Figure 3. Macrophage cluster sizes vary over time and between models.

(A) Macrophage UMAP split by model and time point. Vertical bars show the percent contribution of each cluster in the CD45⁺ sort to the macrophage pool for each model and time point. (B) Total macrophage numbers in the lungs from mice treated with i.t. LPS or bleomycin. (C–I) Estimated cell numbers for clusters in LPS (purple) versus bleomycin (green). (J) Heatmap of cell counts for each cluster at each model time point. Line graphs in B–I show mean ± SEM.

Figure 4. Gpnmb RecAM macrophages are found in fibrotic and nonfibrotic lung disease in mice and humans.

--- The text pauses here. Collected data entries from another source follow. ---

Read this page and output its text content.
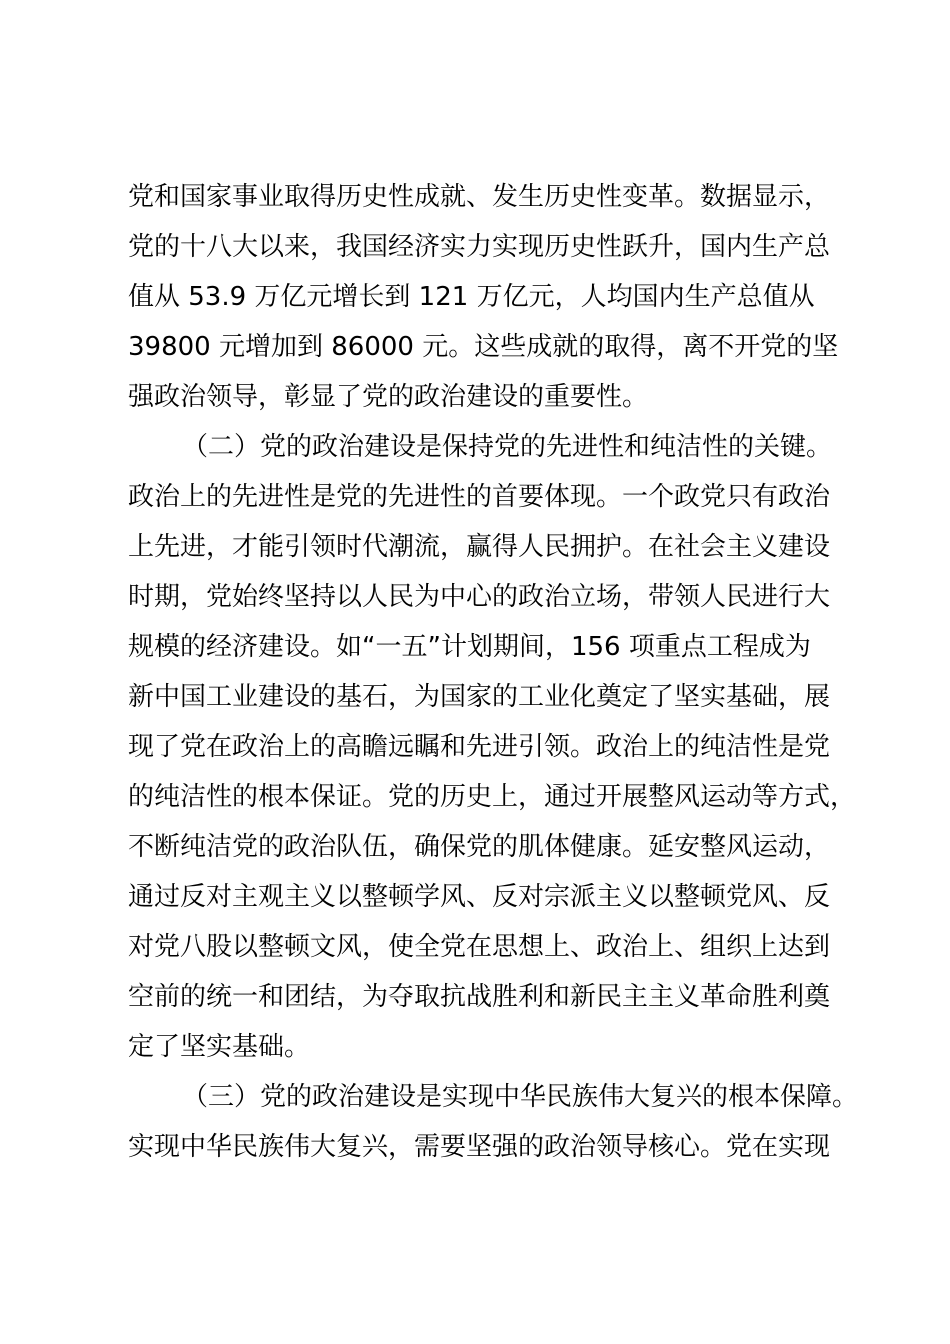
党和国家事业取得历史性成就、发生历史性变革。数据显示，
党的十八大以来，我国经济实力实现历史性跃升，国内生产总
值从 53.9 万亿元增长到 121 万亿元，人均国内生产总值从
39800 元增加到 86000 元。这些成就的取得，离不开党的坚
强政治领导，彰显了党的政治建设的重要性。
（二）党的政治建设是保持党的先进性和纯洁性的关键。
政治上的先进性是党的先进性的首要体现。一个政党只有政治
上先进，才能引领时代潮流，赢得人民拥护。在社会主义建设
时期，党始终坚持以人民为中心的政治立场，带领人民进行大
规模的经济建设。如“一五”计划期间，156 项重点工程成为
新中国工业建设的基石，为国家的工业化奠定了坚实基础，展
现了党在政治上的高瞻远瞩和先进引领。政治上的纯洁性是党
的纯洁性的根本保证。党的历史上，通过开展整风运动等方式，
不断纯洁党的政治队伍，确保党的肌体健康。延安整风运动，
通过反对主观主义以整顿学风、反对宗派主义以整顿党风、反
对党八股以整顿文风，使全党在思想上、政治上、组织上达到
空前的统一和团结，为夺取抗战胜利和新民主主义革命胜利奠
定了坚实基础。
（三）党的政治建设是实现中华民族伟大复兴的根本保障。
实现中华民族伟大复兴，需要坚强的政治领导核心。党在实现
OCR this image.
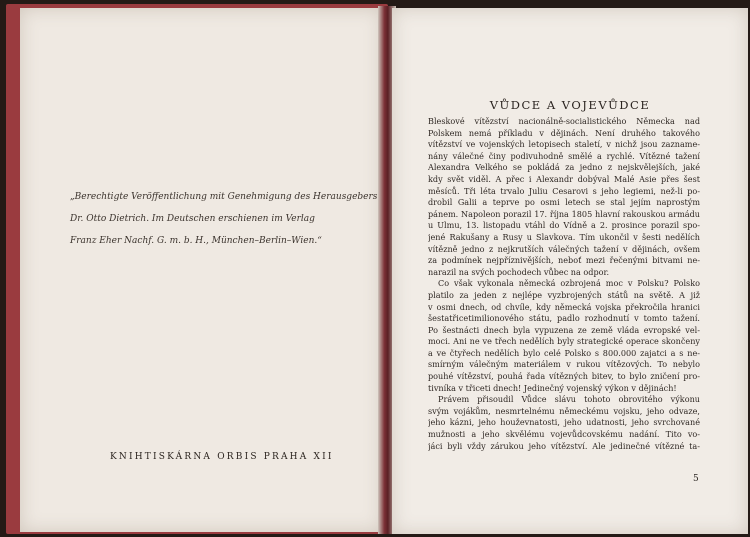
„Berechtigte Veröffentlichung mit Genehmigung des Herausgebers
Dr. Otto Dietrich. Im Deutschen erschienen im Verlag
Franz Eher Nachf. G. m. b. H., München–Berlin–Wien.“

KNIHTISKÁRNA ORBIS PRAHA XII

VŮDCE A VOJEVŮDCE

Bleskové vítězství nacionálně-socialistického Německa nad
Polskem nemá příkladu v dějinách. Není druhého takového
vítězství ve vojenských letopisech staletí, v nichž jsou zazname-
nány válečné činy podivuhodně smělé a rychlé. Vítězné tažení
Alexandra Velkého se pokládá za jedno z nejskvělejších, jaké
kdy svět viděl. A přec i Alexandr dobýval Malé Asie přes šest
měsíců. Tři léta trvalo Juliu Cesarovi s jeho legiemi, než-li po-
drobil Galii a teprve po osmi letech se stal jejím naprostým
pánem. Napoleon porazil 17. října 1805 hlavní rakouskou armádu
u Ulmu, 13. listopadu vtáhl do Vídně a 2. prosince porazil spo-
jené Rakušany a Rusy u Slavkova. Tím ukončil v šesti nedělích
vítězně jedno z nejkrutších válečných tažení v dějinách, ovšem
za podmínek nejpříznivějších, neboť mezi řečenými bitvami ne-
narazil na svých pochodech vůbec na odpor.

Co však vykonala německá ozbrojená moc v Polsku? Polsko
platilo za jeden z nejlépe vyzbrojených států na světě. A již
v osmi dnech, od chvíle, kdy německá vojska překročila hranici
šestatřicetimilionového státu, padlo rozhodnutí v tomto tažení.
Po šestnácti dnech byla vypuzena ze země vláda evropské vel-
moci. Ani ne ve třech nedělích byly strategické operace skončeny
a ve čtyřech nedělích bylo celé Polsko s 800.000 zajatci a s ne-
smírným válečným materiálem v rukou vítězových. To nebylo
pouhé vítězství, pouhá řada vítězných bitev, to bylo zničení pro-
tivníka v třiceti dnech! Jedinečný vojenský výkon v dějinách!

Právem přisoudil Vůdce slávu tohoto obrovitého výkonu
svým vojákům, nesmrtelnému německému vojsku, jeho odvaze,
jeho kázni, jeho houževnatosti, jeho udatnosti, jeho svrchované
mužnosti a jeho skvělému vojevůdcovskému nadání. Tito vo-
jáci byli vždy zárukou jeho vítězství. Ale jedinečné vítězné ta-

5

(A) Dot plot of expression of fibrosis-associated macrophage marker genes (fibrotic features) in macrophage clusters, scaled across rows. For each cluster, enrichment scores were calculated comparing the overlap of conserved cluster markers and fibrotic features to the expected number of overlapping genes by chance. These are represented in the heatmap. Data are from LPS and bleomycin models and include all time points. (B) Violin plot of fibrotic features gene set scores in Gpnmb RecAM from each model and time point. (C) Violin plot of fibrotic features gene set scores in macrophage clusters from homeostasis. (D–G) Heatmap of enrichment scores of the Gpnmb RecAM gene set and the fibrotic features gene set in macrophage subset marker lists from: human IPF lungs (D), healthy human bronchoalveolar lavage (E), human severe COVID-19 (F), allergic asthmatics and nonasthmatic controls (G), nonfibrotic murine models of pulmonary pneumocystis infection (H), and skin wounds in healthy and diabetic mice (I). Hypergeometric tests in B and C. *P < 0.05, ***P < 0.0005, *****P < 0.000005.

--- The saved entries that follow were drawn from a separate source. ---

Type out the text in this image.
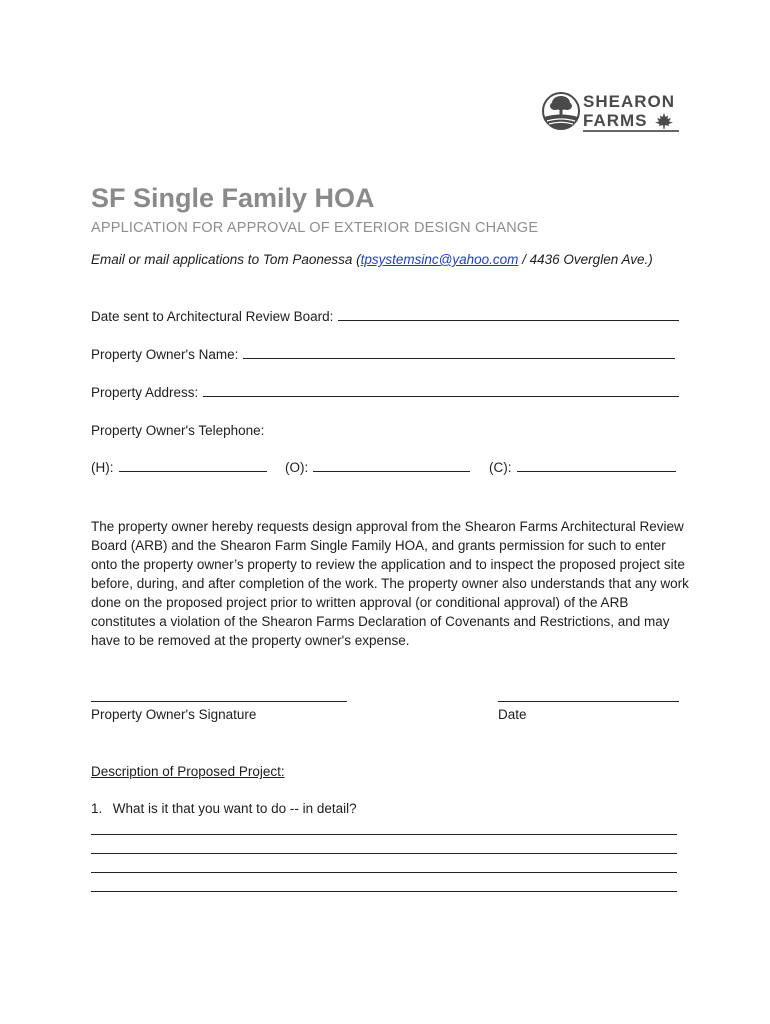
SHEARON
FARMS
SF Single Family HOA
APPLICATION FOR APPROVAL OF EXTERIOR DESIGN CHANGE
Email or mail applications to Tom Paonessa (tpsystemsinc@yahoo.com / 4436 Overglen Ave.)
Date sent to Architectural Review Board:
Property Owner's Name:
Property Address:
Property Owner's Telephone:
(H):	(O):	(C):
The property owner hereby requests design approval from the Shearon Farms Architectural Review Board (ARB) and the Shearon Farm Single Family HOA, and grants permission for such to enter onto the property owner’s property to review the application and to inspect the proposed project site before, during, and after completion of the work. The property owner also understands that any work done on the proposed project prior to written approval (or conditional approval) of the ARB constitutes a violation of the Shearon Farms Declaration of Covenants and Restrictions, and may have to be removed at the property owner's expense.
Property Owner's Signature	Date
Description of Proposed Project:
1.  What is it that you want to do -- in detail?
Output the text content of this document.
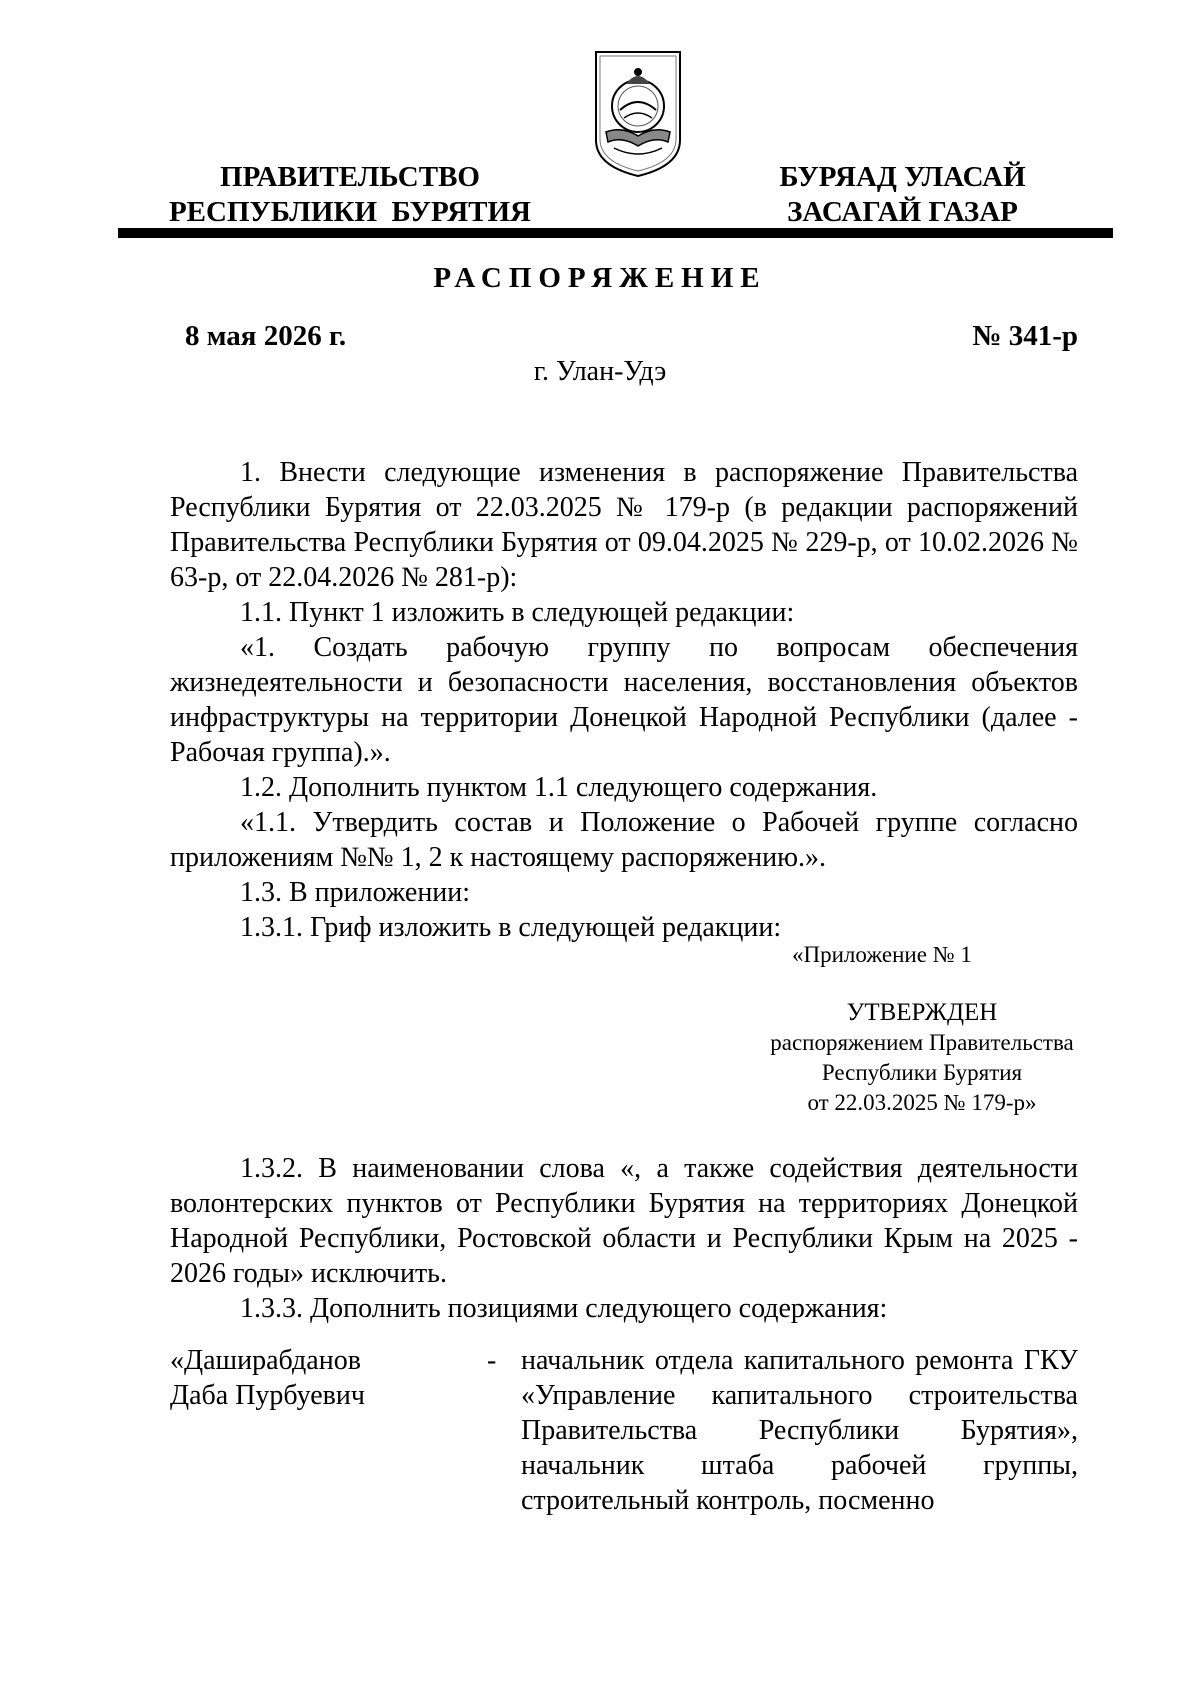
ПРАВИТЕЛЬСТВО
РЕСПУБЛИКИ  БУРЯТИЯ
БУРЯАД УЛАСАЙ
ЗАСАГАЙ ГАЗАР
РАСПОРЯЖЕНИЕ
8 мая 2026 г.	№ 341-р
г. Улан-Удэ

1. Внести следующие изменения в распоряжение Правительства Республики Бурятия от 22.03.2025 № 179-р (в редакции распоряжений Правительства Республики Бурятия от 09.04.2025 № 229-р, от 10.02.2026 № 63-р, от 22.04.2026 № 281-р):

1.1. Пункт 1 изложить в следующей редакции:

«1. Создать рабочую группу по вопросам обеспечения жизнедеятельности и безопасности населения, восстановления объектов инфраструктуры на территории Донецкой Народной Республики (далее - Рабочая группа).».

1.2. Дополнить пунктом 1.1 следующего содержания.

«1.1. Утвердить состав и Положение о Рабочей группе согласно приложениям №№ 1, 2 к настоящему распоряжению.».

1.3. В приложении:

1.3.1. Гриф изложить в следующей редакции:

«Приложение № 1
УТВЕРЖДЕН
распоряжением Правительства
Республики Бурятия
от 22.03.2025 № 179-р»

1.3.2. В наименовании слова «, а также содействия деятельности волонтерских пунктов от Республики Бурятия на территориях Донецкой Народной Республики, Ростовской области и Республики Крым на 2025 - 2026 годы» исключить.

1.3.3. Дополнить позициями следующего содержания:

«Даширабданов
Даба Пурбуевич
- начальник отдела капитального ремонта ГКУ «Управление капитального строительства Правительства Республики Бурятия», начальник штаба рабочей группы, строительный контроль, посменно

Figure 5. Differential gene expression in Gpnmb RecAM from LPS versus bleomycin.

(A) Number of DEGs between LPS and bleomycin within each cluster at corresponding time points (FDR < 0.05). (B) Sankey plot of DEGs from Gpnmb RecAM at each comparison time point. Significance is based on logFC > 0.5 and FDR < 0.05. (C) Volcano plot of differentially expressed genes (DEGs) for Gpnmb RecAM LPS day 6 versus bleomycin day 7. (D) Cytoscape network visualization of Gpnmb RecAM pathway analysis performed on DEGS up in bleomycin day 7 versus up in LPS day 6. Circles represent enriched pathways and are clustered by similarity. Lines connecting the circles represent genes that overlap between pathways. Circle halves are shaded from grey (no pathway enrichment) to red (high enrichment) with left sides representing LPS and right sides representing bleomycin. Line colors mark the primary group showing significant pathway enrichment, either bleomycin (green) or LPS (purple). (E) Heatmap of transcription factor activity inference scores that were significantly different between Gpnmb RecAM from bleomycin day 7 versus LPS day 6. Only the top 8 transcription factors with the lowest adjusted P values for each injury model are shown. (F) Top 10 GO pathways enriched in the 230 DEGs upregulated in Gpnmb RecAM from bleomycin at both day 7 and day 14 compared with LPS day 6 and 15. Adjusted P < 0.05.